Originally Posted by
CKA1
Hi,
I'm taking a first aid course, in fact I finish it tonight. We were taught that in a First Aid kit, you should not have OTC medication. Imagine being at a workplace (which for the Flight Attendant is on a plane in flight) and giving somebody a Tylenol or Aspirin and they turn out to be allergic. They die.
Now, imagine the family of the person who died. They're going to want (A) answers, (B) money and (C) potentially criminal charges.
I would imagine the airlines have insurance to cover this. I do in my personal business and when I graduate from school I will likely be covered by whoever I work for. But that doesn't mean I can't be sued for gross negligence.
In Alberta they call it the Good Samaritans rule. You cannot be held criminally liable for doing your best. That's why people who perform first aid in good faith are not liable. A first aider is legally obligated (in Alberta) to not provide or administer any substance which could be considered a OTC or prescription drug. It's called different things in different jurisdictions, but across Canada, except Quebec it's a similar idea.

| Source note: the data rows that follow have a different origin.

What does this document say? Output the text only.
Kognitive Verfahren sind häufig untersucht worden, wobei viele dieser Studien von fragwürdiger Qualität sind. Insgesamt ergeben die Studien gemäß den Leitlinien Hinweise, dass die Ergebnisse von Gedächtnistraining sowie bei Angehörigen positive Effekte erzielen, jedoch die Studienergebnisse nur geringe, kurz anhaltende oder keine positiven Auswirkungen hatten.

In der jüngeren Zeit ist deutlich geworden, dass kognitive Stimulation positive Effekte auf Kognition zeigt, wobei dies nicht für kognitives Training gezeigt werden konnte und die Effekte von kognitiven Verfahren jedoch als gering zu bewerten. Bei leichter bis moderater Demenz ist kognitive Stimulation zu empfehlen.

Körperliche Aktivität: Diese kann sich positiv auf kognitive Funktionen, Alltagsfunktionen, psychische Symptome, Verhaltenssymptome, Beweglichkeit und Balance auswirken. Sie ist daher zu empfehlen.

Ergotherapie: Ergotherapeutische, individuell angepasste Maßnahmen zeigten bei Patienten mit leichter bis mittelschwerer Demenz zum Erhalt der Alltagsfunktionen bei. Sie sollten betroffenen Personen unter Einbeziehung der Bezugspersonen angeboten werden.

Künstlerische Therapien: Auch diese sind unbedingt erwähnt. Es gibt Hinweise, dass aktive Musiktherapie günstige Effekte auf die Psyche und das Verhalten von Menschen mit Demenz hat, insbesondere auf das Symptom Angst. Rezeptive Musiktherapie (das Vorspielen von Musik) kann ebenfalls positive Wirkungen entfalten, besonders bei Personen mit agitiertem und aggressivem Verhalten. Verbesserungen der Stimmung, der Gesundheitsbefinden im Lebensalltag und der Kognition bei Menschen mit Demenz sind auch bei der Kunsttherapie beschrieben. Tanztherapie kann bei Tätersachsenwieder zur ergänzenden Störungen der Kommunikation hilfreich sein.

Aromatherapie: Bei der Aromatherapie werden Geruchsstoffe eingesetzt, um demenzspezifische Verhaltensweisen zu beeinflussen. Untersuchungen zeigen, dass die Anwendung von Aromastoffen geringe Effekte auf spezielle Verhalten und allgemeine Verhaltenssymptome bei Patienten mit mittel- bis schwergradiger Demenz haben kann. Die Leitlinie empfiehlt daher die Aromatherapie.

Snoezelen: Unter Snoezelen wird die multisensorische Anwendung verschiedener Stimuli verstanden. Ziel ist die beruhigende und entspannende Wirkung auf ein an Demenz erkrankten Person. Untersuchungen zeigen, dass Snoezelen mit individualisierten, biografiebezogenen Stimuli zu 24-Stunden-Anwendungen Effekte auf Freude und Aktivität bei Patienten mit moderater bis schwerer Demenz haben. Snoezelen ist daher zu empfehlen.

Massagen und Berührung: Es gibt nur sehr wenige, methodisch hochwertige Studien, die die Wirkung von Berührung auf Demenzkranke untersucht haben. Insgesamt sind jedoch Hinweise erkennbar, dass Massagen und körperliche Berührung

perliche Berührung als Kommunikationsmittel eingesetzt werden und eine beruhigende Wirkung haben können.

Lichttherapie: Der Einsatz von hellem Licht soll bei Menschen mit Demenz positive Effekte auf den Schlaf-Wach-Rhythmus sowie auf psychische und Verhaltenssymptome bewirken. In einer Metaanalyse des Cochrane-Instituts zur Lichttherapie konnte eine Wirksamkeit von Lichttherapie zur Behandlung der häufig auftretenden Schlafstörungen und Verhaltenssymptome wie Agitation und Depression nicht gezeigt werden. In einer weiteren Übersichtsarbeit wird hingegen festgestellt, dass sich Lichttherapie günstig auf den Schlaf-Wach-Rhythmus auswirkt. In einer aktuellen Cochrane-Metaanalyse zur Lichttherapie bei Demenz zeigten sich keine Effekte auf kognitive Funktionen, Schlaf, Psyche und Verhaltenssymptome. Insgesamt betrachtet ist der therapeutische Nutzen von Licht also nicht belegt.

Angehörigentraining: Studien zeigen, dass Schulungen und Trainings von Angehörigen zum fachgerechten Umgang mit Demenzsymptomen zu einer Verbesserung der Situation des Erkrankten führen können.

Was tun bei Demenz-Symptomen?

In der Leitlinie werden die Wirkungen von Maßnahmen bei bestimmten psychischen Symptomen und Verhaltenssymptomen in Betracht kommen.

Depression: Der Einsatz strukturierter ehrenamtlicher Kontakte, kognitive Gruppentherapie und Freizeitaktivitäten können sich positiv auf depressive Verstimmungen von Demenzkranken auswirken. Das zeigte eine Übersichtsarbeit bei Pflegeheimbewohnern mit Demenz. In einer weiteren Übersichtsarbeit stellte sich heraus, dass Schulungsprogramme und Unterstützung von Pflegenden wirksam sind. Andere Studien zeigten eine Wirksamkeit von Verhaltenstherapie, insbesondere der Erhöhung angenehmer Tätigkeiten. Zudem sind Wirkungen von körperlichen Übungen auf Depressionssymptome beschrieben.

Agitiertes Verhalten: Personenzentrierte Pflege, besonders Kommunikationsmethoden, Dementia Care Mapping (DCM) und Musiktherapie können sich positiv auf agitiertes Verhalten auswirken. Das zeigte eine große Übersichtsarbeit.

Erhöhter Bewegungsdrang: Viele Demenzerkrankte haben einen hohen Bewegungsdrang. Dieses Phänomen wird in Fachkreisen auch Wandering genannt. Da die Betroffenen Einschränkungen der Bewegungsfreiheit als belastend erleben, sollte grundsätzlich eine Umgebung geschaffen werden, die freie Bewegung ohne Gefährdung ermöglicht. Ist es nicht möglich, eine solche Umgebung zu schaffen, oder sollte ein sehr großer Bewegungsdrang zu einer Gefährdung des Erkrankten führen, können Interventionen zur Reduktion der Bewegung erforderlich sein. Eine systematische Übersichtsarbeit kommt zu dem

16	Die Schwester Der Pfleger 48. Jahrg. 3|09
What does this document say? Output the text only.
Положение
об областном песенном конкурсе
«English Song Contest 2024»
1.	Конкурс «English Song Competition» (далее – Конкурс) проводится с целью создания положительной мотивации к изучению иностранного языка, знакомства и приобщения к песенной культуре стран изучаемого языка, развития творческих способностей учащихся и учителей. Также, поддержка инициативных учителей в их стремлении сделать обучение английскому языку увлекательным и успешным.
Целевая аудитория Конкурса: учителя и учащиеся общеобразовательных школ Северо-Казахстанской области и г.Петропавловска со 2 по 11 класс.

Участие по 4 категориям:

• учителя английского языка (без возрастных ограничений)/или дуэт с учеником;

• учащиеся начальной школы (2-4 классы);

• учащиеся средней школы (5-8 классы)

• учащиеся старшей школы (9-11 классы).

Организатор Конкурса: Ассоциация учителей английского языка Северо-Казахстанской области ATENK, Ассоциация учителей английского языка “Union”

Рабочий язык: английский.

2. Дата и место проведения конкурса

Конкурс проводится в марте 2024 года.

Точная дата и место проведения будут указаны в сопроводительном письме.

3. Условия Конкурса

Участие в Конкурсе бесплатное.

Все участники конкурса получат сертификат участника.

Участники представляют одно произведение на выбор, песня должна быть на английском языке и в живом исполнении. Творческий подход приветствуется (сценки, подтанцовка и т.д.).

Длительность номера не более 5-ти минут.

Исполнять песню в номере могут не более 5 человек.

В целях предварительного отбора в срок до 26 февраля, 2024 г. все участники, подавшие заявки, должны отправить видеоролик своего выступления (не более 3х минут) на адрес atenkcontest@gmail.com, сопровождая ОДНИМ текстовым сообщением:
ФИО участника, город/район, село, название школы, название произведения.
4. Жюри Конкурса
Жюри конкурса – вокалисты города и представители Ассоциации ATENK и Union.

Prescribing drugs or administering drugs are for your doctor and hospital staff. If somebody dies at the hospital, it's one thing. But if you die on an airplane because you reacted badly to something the FA decided to give you, I bet the FA and airline would be entirely at fault.
Chuck
As I understand it, a flight first aid kit has items that only paramedics, doctors or those otherwise authorized to use them in (aside from band aids etc that the FA can dole out.) A doctor on board (or in some cases, via a radio link) can instruct items to be used (my doctor friend was called upon on a long flight to deal with a medical emergency and had access to several drugs she needed to sustain life). It is a very different situation to an office first aid kit, where emergency life support is a short distance away (911 etc.).
I was trained in combat first aid, which is again a very different ball game to office first aid, and our first aid kits included, among other things, morphine single dose syringes (a bit like epi pens) which we were all trained to administer. We also learnt how to reinflate a lung, tube an airway, deal with abdominal organs that have left the abdominal cavity, and other gross things I hope I never have to do. Whilst I am never going to take a razor blade and tube to a stranger's throat should they no longer have a viable airway, I would certainly give it a go on a friend or relative if needed (the alternative being that they would die).
There are two types of first aid in my mind - what you do to help strangers, and what you do to help a close friend or loved one.